Ms. Sneed said no more. Fortunately, her science lab groups worked like well-oiled machines. Students got their materials. And then they got busy.
Before too long, she saw that most groups had constructed simple circuits. She circulated as they drew diagrams.
As they began exploring open circuits, Ms. Sneed observed just what she expected. Students had detached one wire.
“Hey, Ms. Sneed,” called one group. “Come and see what we’ve done.” She walked over and looked at their circuit.
“We took out the bulb, and the electrons stopped flowing. Look, removing the bulb also creates an open circuit.”
“Great thinking!” Ms. Sneed smiled. She hadn’t even considered that. Her students were forever surprising her.
When she noticed the kids finishing up, Ms. Sneed walked to the light switch. She flicked it, and the classroom lights turned off. Suddenly, students stopped in their tracks and looked around.
“Open or closed?” Ms. Sneed asked.
Some kids looked puzzled, but others tentatively said, “Open.”

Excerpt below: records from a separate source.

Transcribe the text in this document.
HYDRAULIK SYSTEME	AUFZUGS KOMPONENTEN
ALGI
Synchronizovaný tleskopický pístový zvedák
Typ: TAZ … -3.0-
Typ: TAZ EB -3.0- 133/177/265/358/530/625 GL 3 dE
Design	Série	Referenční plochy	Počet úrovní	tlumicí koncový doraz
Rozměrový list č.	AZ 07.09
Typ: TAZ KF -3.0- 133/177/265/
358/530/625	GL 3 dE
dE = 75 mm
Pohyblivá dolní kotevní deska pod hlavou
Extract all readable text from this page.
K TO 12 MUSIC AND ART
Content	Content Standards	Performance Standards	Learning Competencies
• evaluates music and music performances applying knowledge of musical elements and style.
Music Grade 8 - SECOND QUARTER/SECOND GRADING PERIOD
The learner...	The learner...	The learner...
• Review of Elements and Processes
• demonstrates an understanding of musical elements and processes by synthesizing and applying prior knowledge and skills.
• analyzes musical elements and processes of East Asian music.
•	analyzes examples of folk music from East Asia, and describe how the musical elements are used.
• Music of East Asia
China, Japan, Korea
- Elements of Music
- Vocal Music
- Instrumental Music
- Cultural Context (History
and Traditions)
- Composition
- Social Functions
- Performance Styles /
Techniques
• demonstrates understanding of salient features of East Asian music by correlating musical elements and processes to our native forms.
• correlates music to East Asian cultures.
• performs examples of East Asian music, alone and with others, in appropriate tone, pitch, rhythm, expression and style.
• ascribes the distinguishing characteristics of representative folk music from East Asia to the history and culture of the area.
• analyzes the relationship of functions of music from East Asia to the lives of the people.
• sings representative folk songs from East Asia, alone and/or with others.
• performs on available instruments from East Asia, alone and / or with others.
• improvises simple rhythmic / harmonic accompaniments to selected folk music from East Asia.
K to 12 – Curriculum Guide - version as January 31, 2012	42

Then Ms. Sneed pushed up on the switch, and the lights went on again. “Open or closed?”
This time, students answered more certainly: “Closed.”
Ms. Sneed continued flicking the light switch a few more times, and the chant continued. “Open, closed, open, closed.”
Their teacher smiled. “Such easy reinforcement,” she thought.
How Inquiry Creates a More Effective Simple Circuits Activity
The next day, Mr. Frank talked to Ms. Sneed during lunch. “At first, I admit that I thought this open and closed circuit lesson plan might be too easy for my kids,” he said. “But as they built the circuit, I saw that you were right. This little lab gave them necessary experience using bulb holders, battery holders, and wires. Furthermore, the simple concepts filled a gap between early understanding and the next step.”
Ms. Sneed looked intently at Mr. Frank. “It’s so easy to skip ahead,” she said. “But moving kids slowly with effective science teaching strategies makes a lot of difference. Are you ready to plan an activity for conductors and insulators after school?”
Mr. Frank nodded. “Sure am. So many teachers around here just follow the textbook,” he said. “But I’m glad we take the time to use hands-on physical science activities. It only required a little more effort, but it made me enjoy teaching simple circuits much more.”